Call on Line One

i_m-going-crazyI think stupid is catching on today.

In my job I deal with so many different workers, and not all of these workers are full of sense. All very lovely in their own ways. The cockney lads, with the “a’wight darlin’”, our Yorkshire folk with the “fanks luff” along with the “I did some work for you, me”. Fascinating creatures, people.

After today, I came home to make tea and choosing not to cook. I went to the cellar to get out something to throw  in the oven, came back upstairs to the kitchen with an ice pop, a piece of ice for Demon dog and a loaf of frozen bread. Logic.

So my first cracker of the day was a lovely gentleman id been trying to get in touch with for the past week in order to get him set up with a payment company. This particular gent had given me his basic details, including address and phone number in order for me to forward on said deets to the payment company we use. I’d left a voicemail for him to call me, I needed his ID you see to make his file fully compliant. I’d had no returned phone call until today. “Lotty, there’s a call on Line one” And hour before the last payment was supposed to go out through the payment company. Turns out the payment company couldn’t get in contact with the chap either, they had left him voicemails and even resorted to text just as I had.
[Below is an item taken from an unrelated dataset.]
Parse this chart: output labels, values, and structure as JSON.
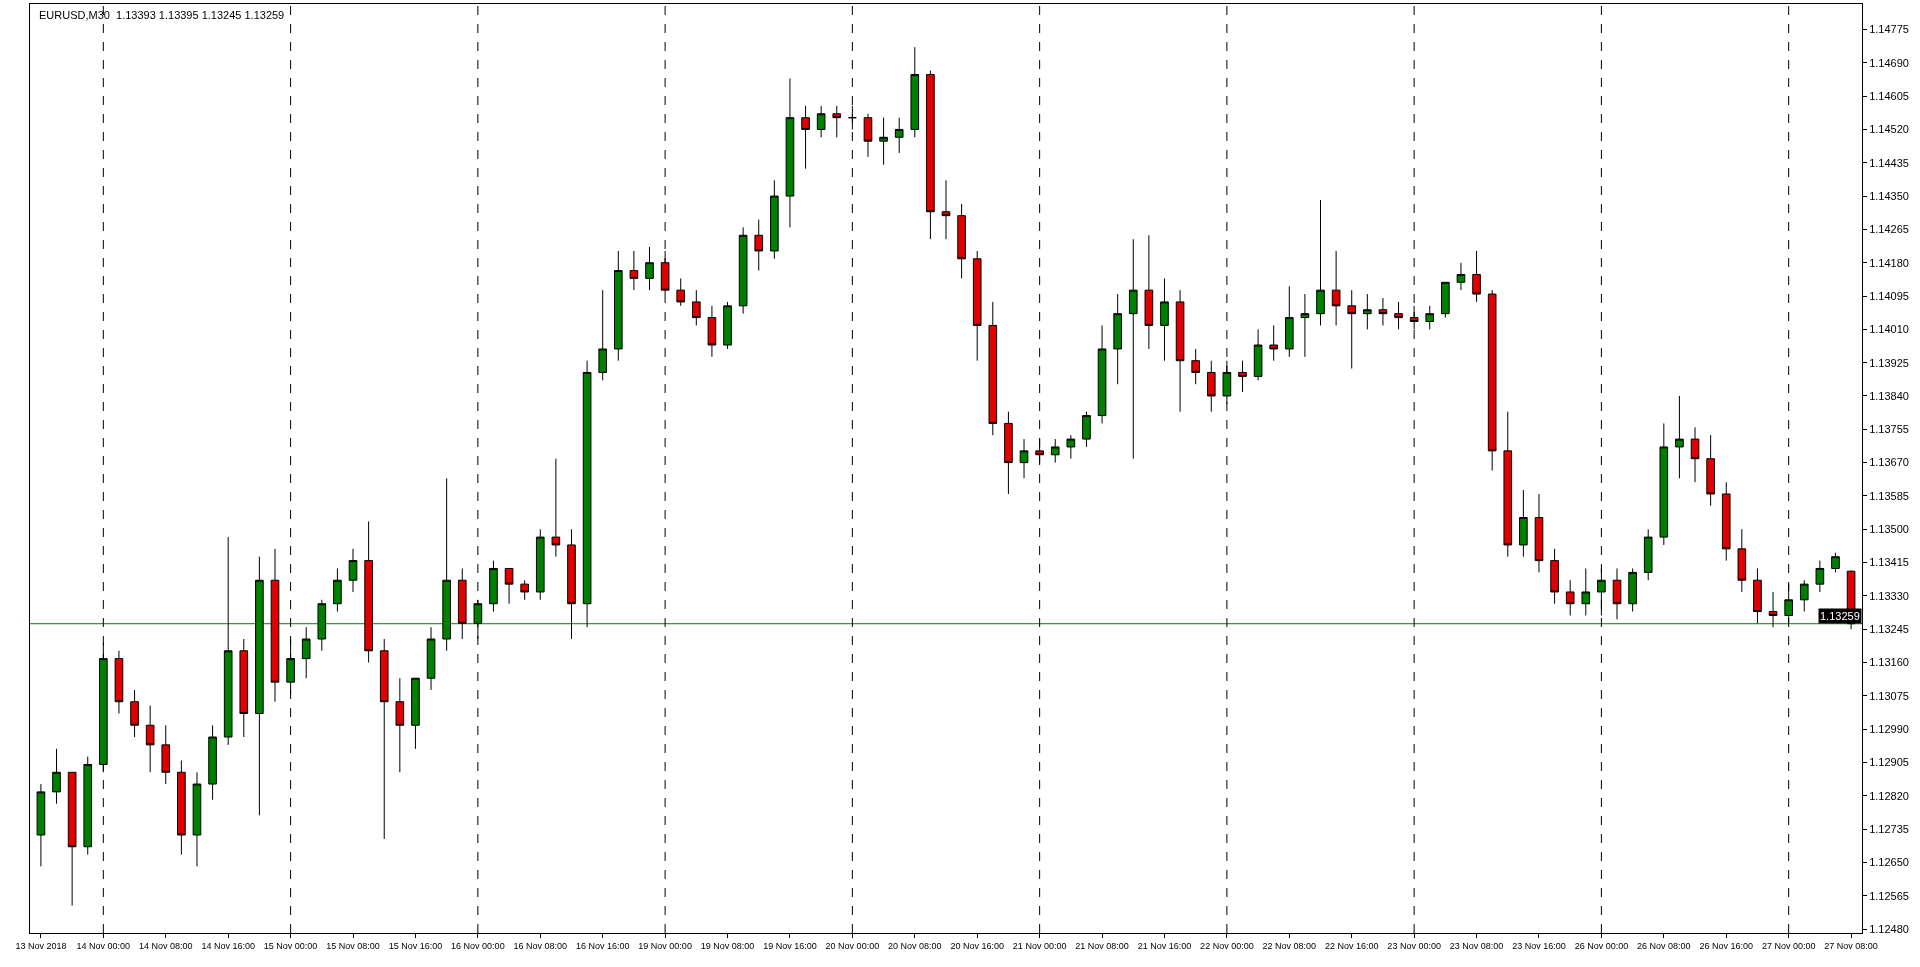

It transpires that the gentleman had given us the contact phone number for a phone he wasn’t carrying with him, nor was it working at the time. Now correct me if I am wrong, but if you wanted to be paid wouldn’t you give out a number that was correct and true? I mean, how does one expect to get payment for works completed if the contact number you pass on to get you fully registered ready for payment isn’t active? Okay so this was only guy number one. We have several of these a day.

My second fire cracker was a lovely man. We had a great chat when I was taking his details over the phone to get him set up. Really genuine honest Yorkshire man. I get all his detail, check the phone numbers twice (after what happened earlier I’m going to start triple checking) and then informed him I would send him an email to the address he had spelt out to me on the phone asking him to send me a form of ID. The question on his lips was “what part of the passport do you need” and after explaining it was the picture part with all his details on we bid farewell and I sent him an email requesting the documentation.
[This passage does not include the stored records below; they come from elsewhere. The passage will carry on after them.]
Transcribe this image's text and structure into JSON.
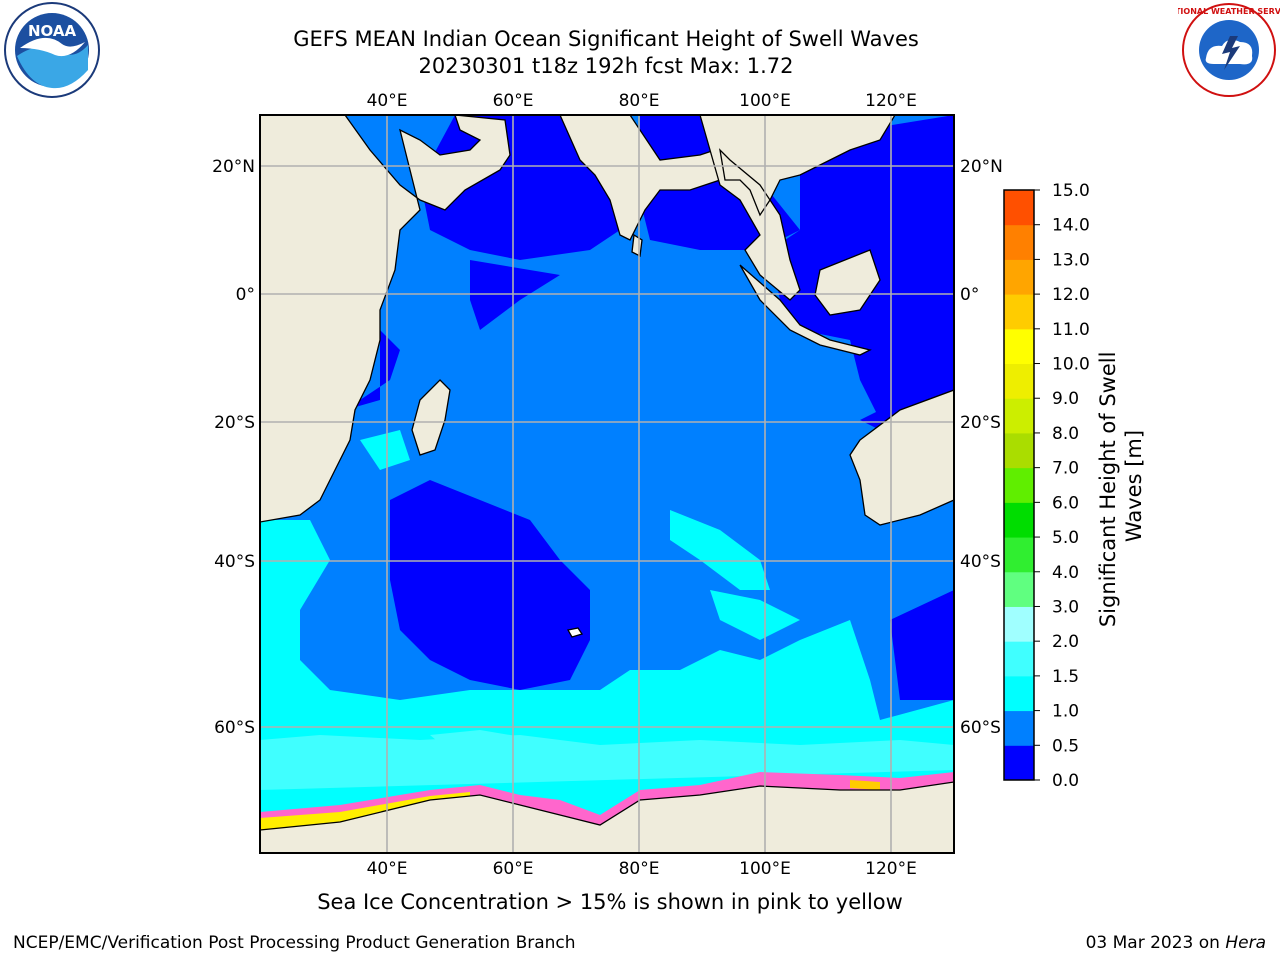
{
  "title": {
    "line1": "GEFS MEAN Indian Ocean Significant Height of Swell Waves",
    "line2": "20230301 t18z 192h fcst   Max: 1.72"
  },
  "map": {
    "lon_ticks": [
      "40°E",
      "60°E",
      "80°E",
      "100°E",
      "120°E"
    ],
    "lat_ticks_left": [
      "20°N",
      "0°",
      "20°S",
      "40°S",
      "60°S"
    ],
    "lat_ticks_right": [
      "20°N",
      "0°",
      "20°S",
      "40°S",
      "60°S"
    ],
    "lon_range": [
      20,
      130
    ],
    "lat_range": [
      -72,
      26
    ],
    "colors": {
      "land": "#efecdc",
      "grid": "#b0b0b0",
      "coast": "#000000"
    }
  },
  "colorbar": {
    "label": "Significant Height of Swell Waves [m]",
    "ticks": [
      "15.0",
      "14.0",
      "13.0",
      "12.0",
      "11.0",
      "10.0",
      "9.0",
      "8.0",
      "7.0",
      "6.0",
      "5.0",
      "4.0",
      "3.0",
      "2.0",
      "1.5",
      "1.0",
      "0.5",
      "0.0"
    ],
    "colors": [
      "#0000ff",
      "#0080ff",
      "#00ffff",
      "#40ffff",
      "#a0ffff",
      "#60ff80",
      "#30ee30",
      "#00dd00",
      "#60ee00",
      "#aadd00",
      "#ccee00",
      "#eeee00",
      "#ffff00",
      "#ffcc00",
      "#ffa500",
      "#ff8000",
      "#ff5000",
      "#ff2000",
      "#ff0000"
    ]
  },
  "note": "Sea Ice Concentration > 15% is shown in pink to yellow",
  "footer": {
    "left": "NCEP/EMC/Verification Post Processing Product Generation Branch",
    "date": "03 Mar 2023 on",
    "host": "Hera"
  },
  "logos": {
    "left": "NOAA",
    "right": "NATIONAL WEATHER SERVICE"
  }
}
An hour and a half later, I hear my colleague taking a phone call from the guy. “So you just want an email address to send your passport to” he repeats the email address out to my friend on line one. I turn to my colleague after the call was terminated. “Was that my friend”. Turns out he wanted to have an email address so that he could reply to my email that I had just sent him… yes, it is exactly as it sounds. He wanted an email address, so that he could reply to my email.

No words can describe today. I really do feel like a mad-as-a-hatter lollipop triple dipped in crazy.